Member of the Tennessee House of Representatives from the 70th district
- In office 1973–1976
- Preceded by: Granville Hinton
- Succeeded by: Herman L. Wolfe Sr.

Personal details
- Born: Johnny Ray Bodiford June 14, 1936
- Died: July 12, 1989 (aged 53)
- Party: Republican
- Spouse: Bernice Nixon Bodiford
- Profession: Politician, insurance agent

= Ray Bodiford =

American politician (1936–1989)

Johnny Ray Bodiford (June 14, 1936 – July 12, 1989) was an American insurance agent from Selmer, Tennessee who served as a Republican member of the Tennessee House of Representatives from the 70th district (Hardin and McNairy counties and parts of Wayne, Chester and Hardeman counties) from 1973 to 1976. He succeeded fellow Republican (and insurance agent) Granville Hinton, and was succeeded by Republican Herman L. Wolfe Sr.

He was a member of the Tennessee 1977 Limited Constitutional Convention.

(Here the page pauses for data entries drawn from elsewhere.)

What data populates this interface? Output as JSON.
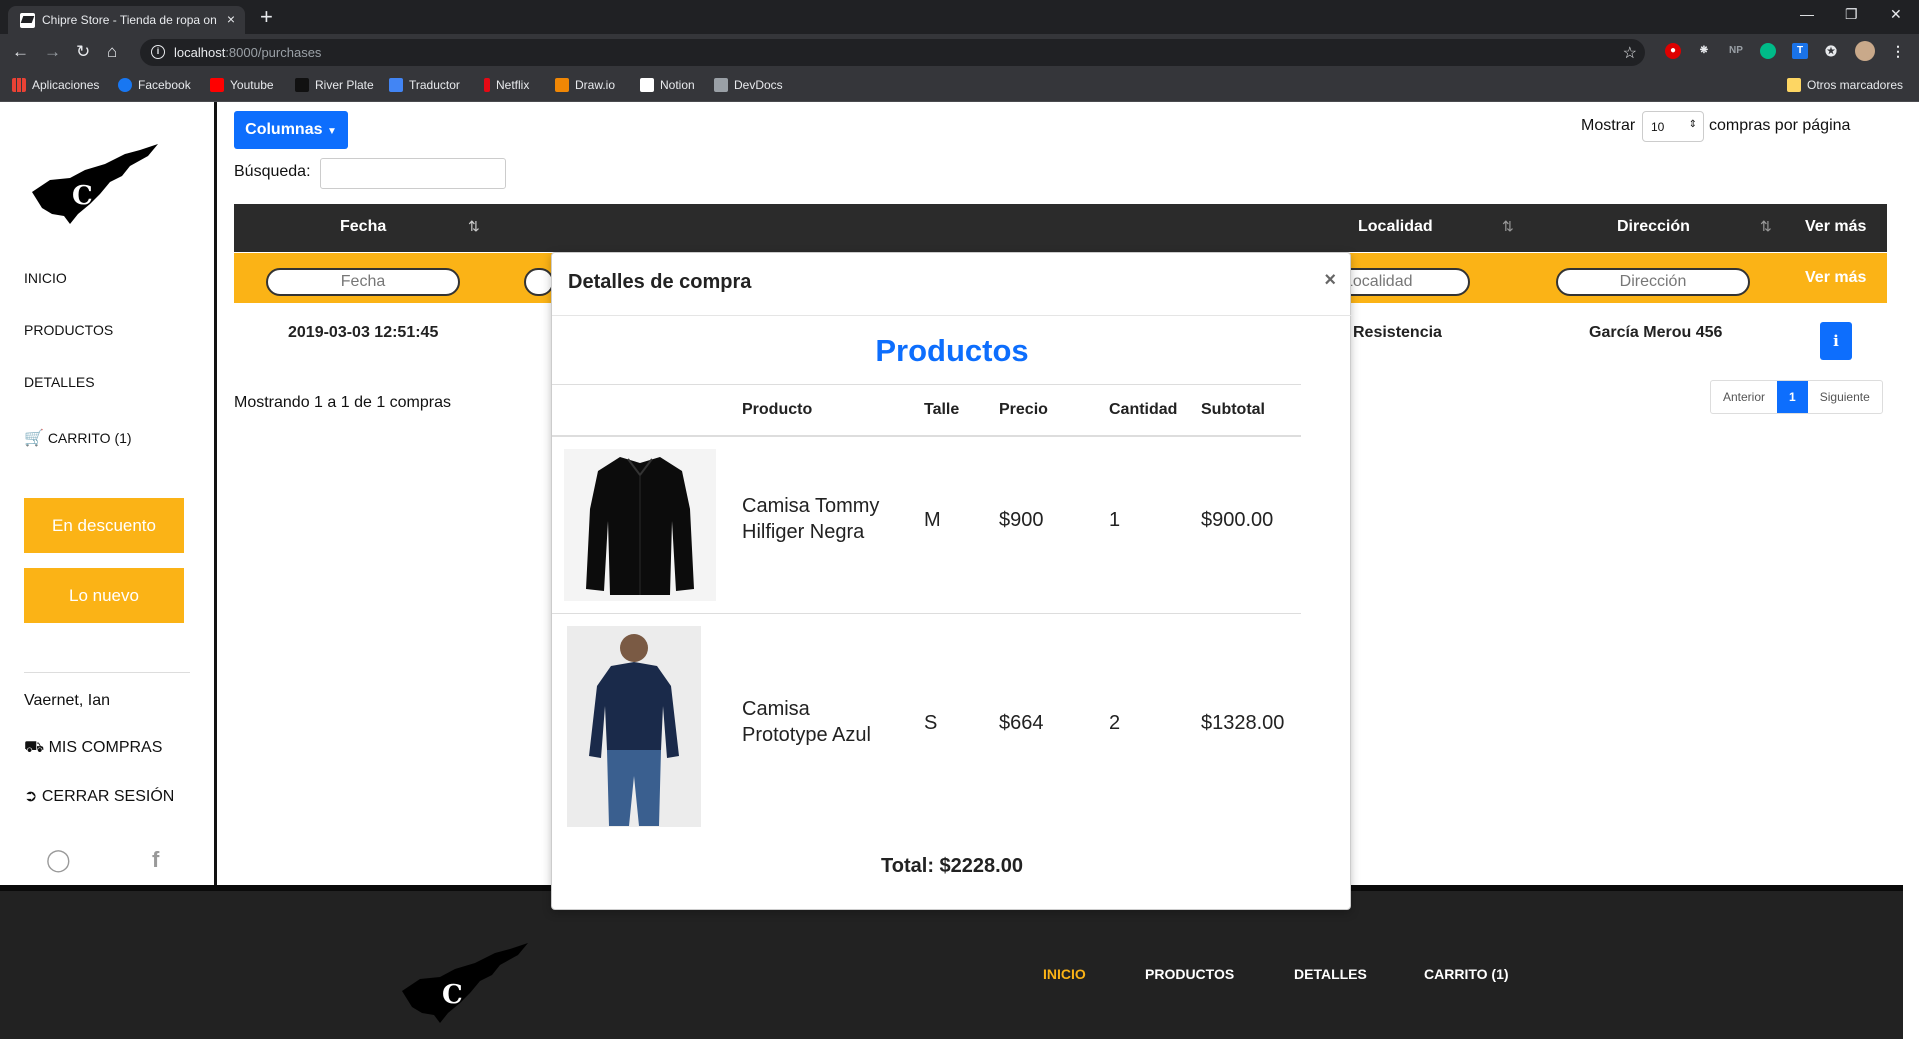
{
  "browser": {
    "tab_title": "Chipre Store - Tienda de ropa on",
    "tab_close": "×",
    "new_tab": "+",
    "url_host": "localhost",
    "url_path": ":8000/purchases",
    "bookmarks": [
      "Aplicaciones",
      "Facebook",
      "Youtube",
      "River Plate",
      "Traductor",
      "Netflix",
      "Draw.io",
      "Notion",
      "DevDocs"
    ],
    "other_bookmarks": "Otros marcadores",
    "ext_np": "NP"
  },
  "sidebar": {
    "nav": [
      "INICIO",
      "PRODUCTOS",
      "DETALLES",
      "CARRITO (1)"
    ],
    "promo_buttons": [
      "En descuento",
      "Lo nuevo"
    ],
    "user_name": "Vaernet, Ian",
    "actions": [
      "MIS COMPRAS",
      "CERRAR SESIÓN"
    ]
  },
  "toolbar": {
    "columns_button": "Columnas",
    "search_label": "Búsqueda:",
    "show_label": "Mostrar",
    "page_size": "10",
    "per_page_label": "compras por página"
  },
  "table": {
    "headers": [
      "Fecha",
      "Localidad",
      "Dirección",
      "Ver más"
    ],
    "filters": [
      "Fecha",
      "Localidad",
      "Dirección",
      "Ver más"
    ],
    "row": {
      "fecha": "2019-03-03 12:51:45",
      "localidad": "Resistencia",
      "direccion": "García Merou 456",
      "info": "i"
    },
    "showing": "Mostrando 1 a 1 de 1 compras",
    "pager": [
      "Anterior",
      "1",
      "Siguiente"
    ]
  },
  "modal": {
    "title": "Detalles de compra",
    "close": "×",
    "heading": "Productos",
    "columns": [
      "Producto",
      "Talle",
      "Precio",
      "Cantidad",
      "Subtotal"
    ],
    "items": [
      {
        "name": "Camisa Tommy Hilfiger Negra",
        "talle": "M",
        "precio": "$900",
        "cantidad": "1",
        "subtotal": "$900.00"
      },
      {
        "name": "Camisa Prototype Azul",
        "talle": "S",
        "precio": "$664",
        "cantidad": "2",
        "subtotal": "$1328.00"
      }
    ],
    "total": "Total: $2228.00"
  },
  "footer": {
    "nav": [
      "INICIO",
      "PRODUCTOS",
      "DETALLES",
      "CARRITO (1)"
    ]
  },
  "colors": {
    "accent": "#fbb316",
    "primary": "#0d6efd",
    "dark": "#2b2b2b"
  }
}
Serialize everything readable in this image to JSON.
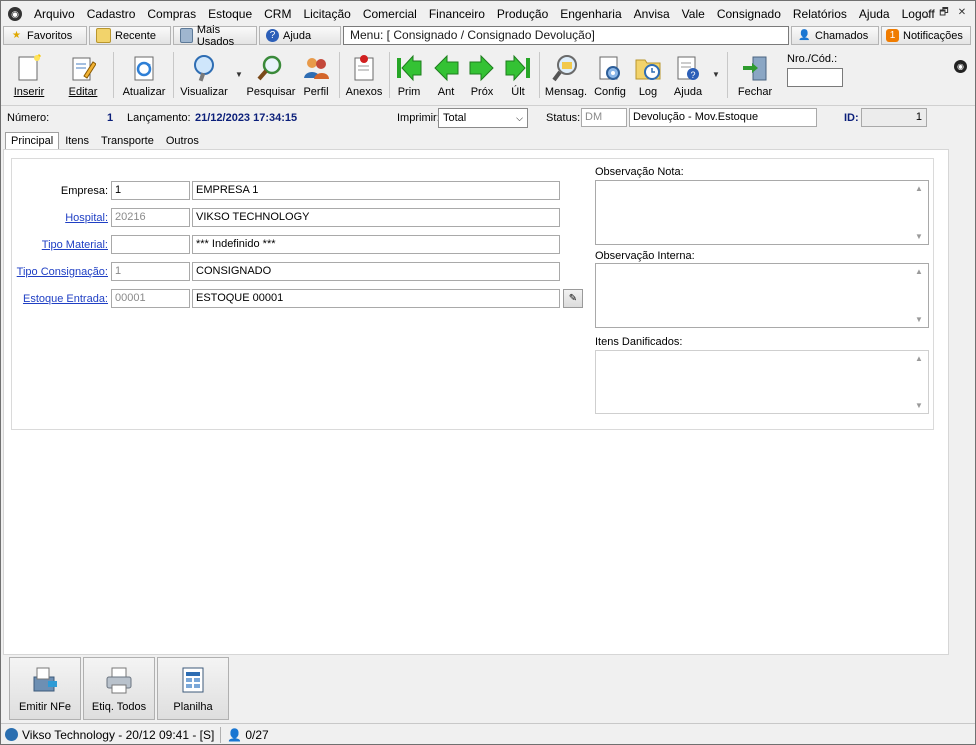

In 1980, he ran what was described as a "strong campaign" for the state senate against longtime incumbent senator and Lieutenant Governor John S. Wilder, but was unable to defeat him.

== Personal life ==
He was married to Bernice Nixon Bodiford, who is listed as his widow in her March 2005 obituary. He was a member of the Churches of Christ, and a Freemason.